Short Bio

Megan Boler is Professor at the Department of Social Justice Education at the Ontario Institute for Studies in Education, University of Toronto and earned her Ph.D. from the History of Consciousness Program at the University of California, Santa Cruz. Her books include Affective Politics of Digital Media: Propaganda By Other Means (eds. Boler and Davis, London: Routledge, 2020); Feeling Power: Emotions and Education (Routledge 1999); Democratic Dialogue in Education (Peter Lang 2004); Digital Media and Democracy(MIT Press 2008); and DIY Citizenship: Critical Making and Social Media (eds. Ratto and Boler, MIT Press 2014). Funded by Canadian Social Science and Humanities Research Council, her current research examines the linguistic and rhetorical expression of emotions related to narratives of racial and national belonging within Canadian and U.S. election-related social media. Forthcoming co-authored essays include “Rethinking Polarization through the Social Media Dispositif: Affect, Melodrama, and Digital Governmentality in Online Cross-Partisan Debate”, as well as a scoping review of disinformation literacy targeting adults from 2016 to the present funded by the Canada Herotage Digital Citizen Contribution Program.  Also forthcoming is new work examining ressentiment’s digital and polarized expression and form, specifically understudied aspects of its neoliberal context and character, and of the similarities and differences in ressentiment’s expression and manifestations across the political spectrum.
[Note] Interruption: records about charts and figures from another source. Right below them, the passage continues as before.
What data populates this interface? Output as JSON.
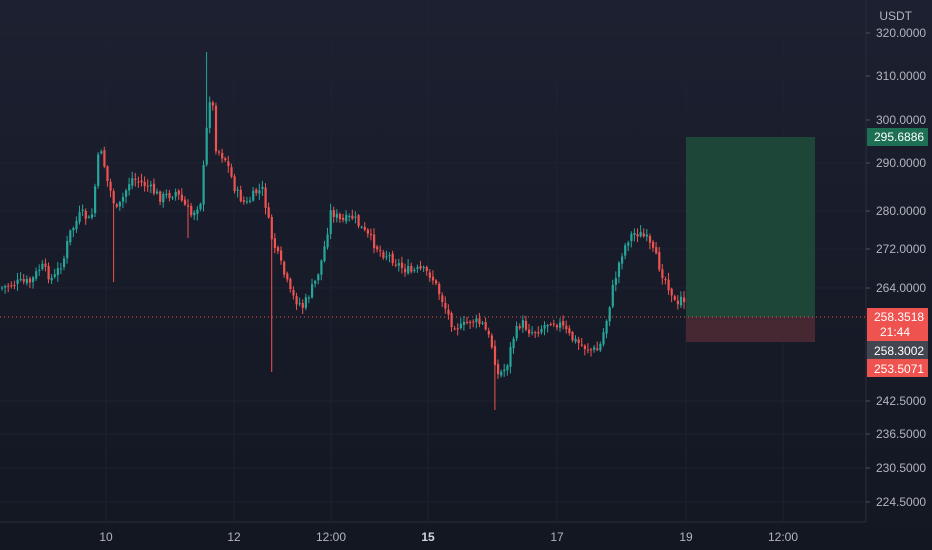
{
  "chart_data": {
    "type": "candlestick",
    "currency": "USDT",
    "y_ticks": [
      "320.0000",
      "310.0000",
      "300.0000",
      "290.0000",
      "280.0000",
      "272.0000",
      "264.0000",
      "242.5000",
      "236.5000",
      "230.5000",
      "224.5000"
    ],
    "x_ticks": [
      {
        "label": "10",
        "bold": false
      },
      {
        "label": "12",
        "bold": false
      },
      {
        "label": "12:00",
        "bold": false
      },
      {
        "label": "15",
        "bold": true
      },
      {
        "label": "17",
        "bold": false
      },
      {
        "label": "19",
        "bold": false
      },
      {
        "label": "12:00",
        "bold": false
      }
    ],
    "price_tags": {
      "target": "295.6886",
      "current": "258.3518",
      "countdown": "21:44",
      "entry": "258.3002",
      "stop": "253.5071"
    },
    "colors": {
      "up": "#26a69a",
      "down": "#ef5350",
      "target_zone": "#1e4d3b",
      "stop_zone": "#4a2a33",
      "background": "#131722",
      "grid": "#1e2230"
    },
    "series": [
      {
        "name": "candles"
      }
    ]
  }
}
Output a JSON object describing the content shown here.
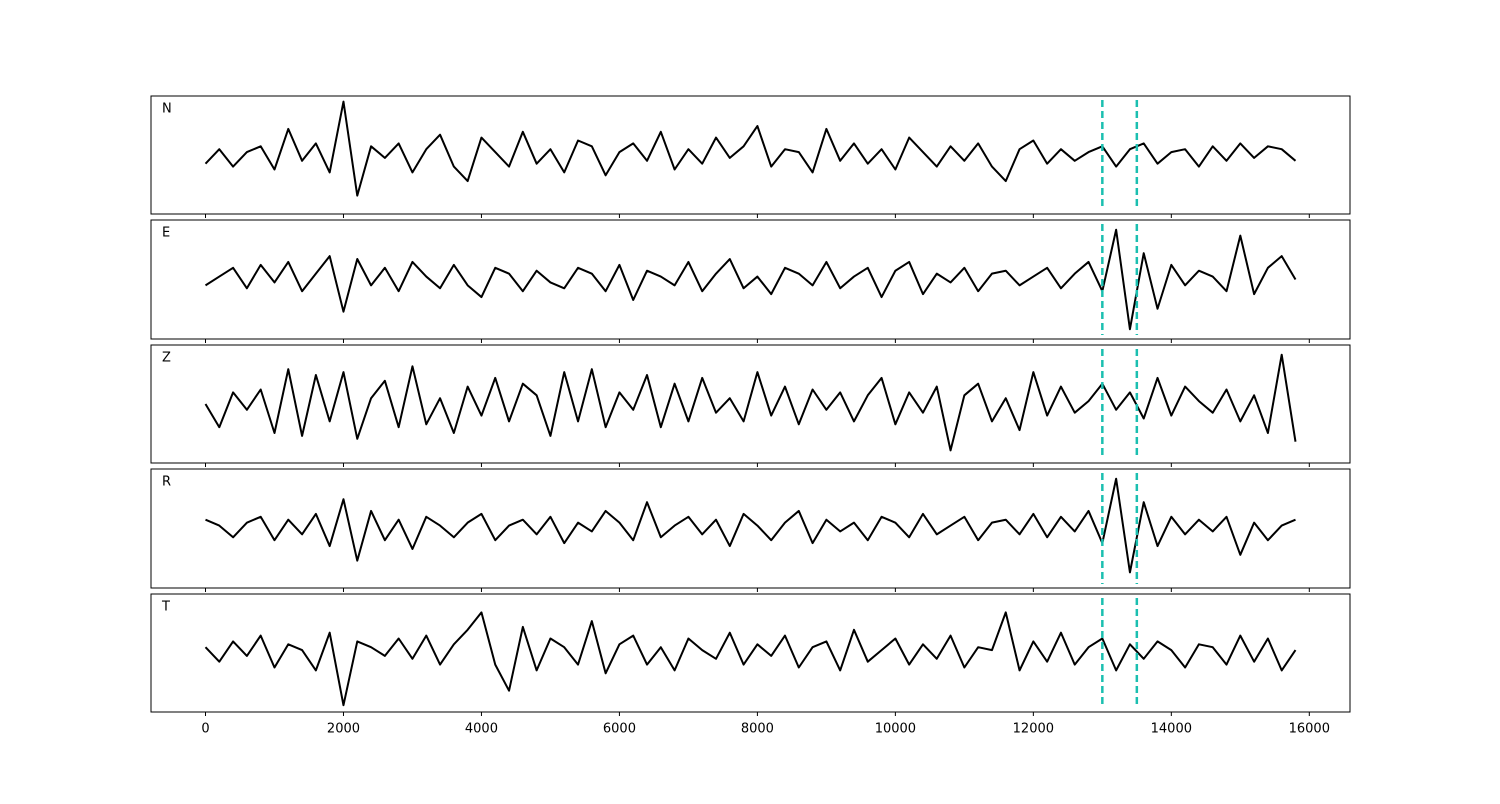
{
  "chart_data": {
    "type": "line",
    "x": [
      0,
      200,
      400,
      600,
      800,
      1000,
      1200,
      1400,
      1600,
      1800,
      2000,
      2200,
      2400,
      2600,
      2800,
      3000,
      3200,
      3400,
      3600,
      3800,
      4000,
      4200,
      4400,
      4600,
      4800,
      5000,
      5200,
      5400,
      5600,
      5800,
      6000,
      6200,
      6400,
      6600,
      6800,
      7000,
      7200,
      7400,
      7600,
      7800,
      8000,
      8200,
      8400,
      8600,
      8800,
      9000,
      9200,
      9400,
      9600,
      9800,
      10000,
      10200,
      10400,
      10600,
      10800,
      11000,
      11200,
      11400,
      11600,
      11800,
      12000,
      12200,
      12400,
      12600,
      12800,
      13000,
      13200,
      13400,
      13600,
      13800,
      14000,
      14200,
      14400,
      14600,
      14800,
      15000,
      15200,
      15400,
      15600,
      15800
    ],
    "xlim": [
      -790,
      16590
    ],
    "xticks": [
      0,
      2000,
      4000,
      6000,
      8000,
      10000,
      12000,
      14000,
      16000
    ],
    "ylim": [
      -1,
      1
    ],
    "color": "#000000",
    "markers": [
      13000,
      13500
    ],
    "marker_color": "#1bbfb0",
    "series": [
      {
        "name": "N",
        "values": [
          -0.15,
          0.1,
          -0.2,
          0.05,
          0.15,
          -0.25,
          0.45,
          -0.1,
          0.2,
          -0.3,
          0.92,
          -0.7,
          0.15,
          -0.05,
          0.2,
          -0.3,
          0.1,
          0.35,
          -0.2,
          -0.45,
          0.3,
          0.05,
          -0.2,
          0.4,
          -0.15,
          0.1,
          -0.3,
          0.25,
          0.15,
          -0.35,
          0.05,
          0.2,
          -0.1,
          0.4,
          -0.25,
          0.1,
          -0.15,
          0.3,
          -0.05,
          0.15,
          0.5,
          -0.2,
          0.1,
          0.05,
          -0.3,
          0.45,
          -0.1,
          0.2,
          -0.15,
          0.1,
          -0.25,
          0.3,
          0.05,
          -0.2,
          0.15,
          -0.1,
          0.2,
          -0.2,
          -0.45,
          0.1,
          0.25,
          -0.15,
          0.1,
          -0.1,
          0.05,
          0.15,
          -0.2,
          0.1,
          0.2,
          -0.15,
          0.05,
          0.1,
          -0.2,
          0.15,
          -0.1,
          0.2,
          -0.05,
          0.15,
          0.1,
          -0.1
        ]
      },
      {
        "name": "E",
        "values": [
          -0.1,
          0.05,
          0.2,
          -0.15,
          0.25,
          -0.05,
          0.3,
          -0.2,
          0.1,
          0.4,
          -0.55,
          0.35,
          -0.1,
          0.2,
          -0.2,
          0.3,
          0.05,
          -0.15,
          0.25,
          -0.1,
          -0.3,
          0.2,
          0.1,
          -0.2,
          0.15,
          -0.05,
          -0.15,
          0.2,
          0.1,
          -0.2,
          0.25,
          -0.35,
          0.15,
          0.05,
          -0.1,
          0.3,
          -0.2,
          0.1,
          0.35,
          -0.15,
          0.05,
          -0.25,
          0.2,
          0.1,
          -0.1,
          0.3,
          -0.15,
          0.05,
          0.2,
          -0.3,
          0.15,
          0.3,
          -0.25,
          0.1,
          -0.05,
          0.2,
          -0.2,
          0.1,
          0.15,
          -0.1,
          0.05,
          0.2,
          -0.15,
          0.1,
          0.3,
          -0.2,
          0.85,
          -0.85,
          0.45,
          -0.5,
          0.25,
          -0.1,
          0.15,
          0.05,
          -0.2,
          0.75,
          -0.25,
          0.2,
          0.4,
          0.0
        ]
      },
      {
        "name": "Z",
        "values": [
          0.0,
          -0.4,
          0.2,
          -0.1,
          0.25,
          -0.5,
          0.6,
          -0.55,
          0.5,
          -0.3,
          0.55,
          -0.6,
          0.1,
          0.4,
          -0.4,
          0.65,
          -0.35,
          0.1,
          -0.5,
          0.3,
          -0.2,
          0.45,
          -0.3,
          0.35,
          0.15,
          -0.55,
          0.55,
          -0.3,
          0.6,
          -0.4,
          0.2,
          -0.1,
          0.5,
          -0.4,
          0.35,
          -0.3,
          0.45,
          -0.15,
          0.1,
          -0.3,
          0.55,
          -0.2,
          0.3,
          -0.35,
          0.25,
          -0.1,
          0.2,
          -0.3,
          0.15,
          0.45,
          -0.35,
          0.2,
          -0.15,
          0.3,
          -0.8,
          0.15,
          0.35,
          -0.3,
          0.1,
          -0.45,
          0.55,
          -0.2,
          0.3,
          -0.15,
          0.05,
          0.35,
          -0.1,
          0.2,
          -0.25,
          0.45,
          -0.2,
          0.3,
          0.05,
          -0.15,
          0.25,
          -0.3,
          0.15,
          -0.5,
          0.85,
          -0.65
        ]
      },
      {
        "name": "R",
        "values": [
          0.15,
          0.05,
          -0.15,
          0.1,
          0.2,
          -0.2,
          0.15,
          -0.1,
          0.25,
          -0.3,
          0.5,
          -0.55,
          0.3,
          -0.2,
          0.15,
          -0.35,
          0.2,
          0.05,
          -0.15,
          0.1,
          0.25,
          -0.2,
          0.05,
          0.15,
          -0.1,
          0.2,
          -0.25,
          0.1,
          -0.05,
          0.3,
          0.1,
          -0.2,
          0.45,
          -0.15,
          0.05,
          0.2,
          -0.1,
          0.15,
          -0.3,
          0.25,
          0.05,
          -0.2,
          0.1,
          0.3,
          -0.25,
          0.15,
          -0.05,
          0.1,
          -0.2,
          0.2,
          0.1,
          -0.15,
          0.25,
          -0.1,
          0.05,
          0.2,
          -0.2,
          0.1,
          0.15,
          -0.1,
          0.25,
          -0.15,
          0.2,
          -0.05,
          0.3,
          -0.25,
          0.85,
          -0.75,
          0.45,
          -0.3,
          0.2,
          -0.1,
          0.15,
          -0.05,
          0.2,
          -0.45,
          0.1,
          -0.2,
          0.05,
          0.15
        ]
      },
      {
        "name": "T",
        "values": [
          0.1,
          -0.15,
          0.2,
          -0.05,
          0.3,
          -0.25,
          0.15,
          0.05,
          -0.3,
          0.35,
          -0.9,
          0.2,
          0.1,
          -0.05,
          0.25,
          -0.1,
          0.3,
          -0.2,
          0.15,
          0.4,
          0.7,
          -0.2,
          -0.65,
          0.45,
          -0.3,
          0.25,
          0.1,
          -0.2,
          0.55,
          -0.35,
          0.15,
          0.3,
          -0.2,
          0.1,
          -0.3,
          0.25,
          0.05,
          -0.1,
          0.35,
          -0.2,
          0.15,
          -0.05,
          0.3,
          -0.25,
          0.1,
          0.2,
          -0.3,
          0.4,
          -0.15,
          0.05,
          0.25,
          -0.2,
          0.15,
          -0.1,
          0.3,
          -0.25,
          0.1,
          0.05,
          0.7,
          -0.3,
          0.2,
          -0.15,
          0.35,
          -0.2,
          0.1,
          0.25,
          -0.3,
          0.15,
          -0.1,
          0.2,
          0.05,
          -0.25,
          0.15,
          0.1,
          -0.2,
          0.3,
          -0.15,
          0.25,
          -0.3,
          0.05
        ]
      }
    ]
  }
}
Previous SSHRC-funded research projects include: “Rethinking Media Democracy and Citizenship,” which examined the motivations of producers of web-based challenges to traditional news (2005-08); “Social Media in the Hands of Young Citizens” (2010-13) was a mixed-methods study of women participants’ experience in the Occupy Wall Street movement, including interviews with women in seven North American cities. Her web-based productions include the official study guide to the documentary The Corporation (dirs. Achbar and Abbott 2003), and the multimedia website Critical Media Literacy in Times of War. She teaches graduate courses in media and communications, cultural studies, and in critical theory and feminist philosophies.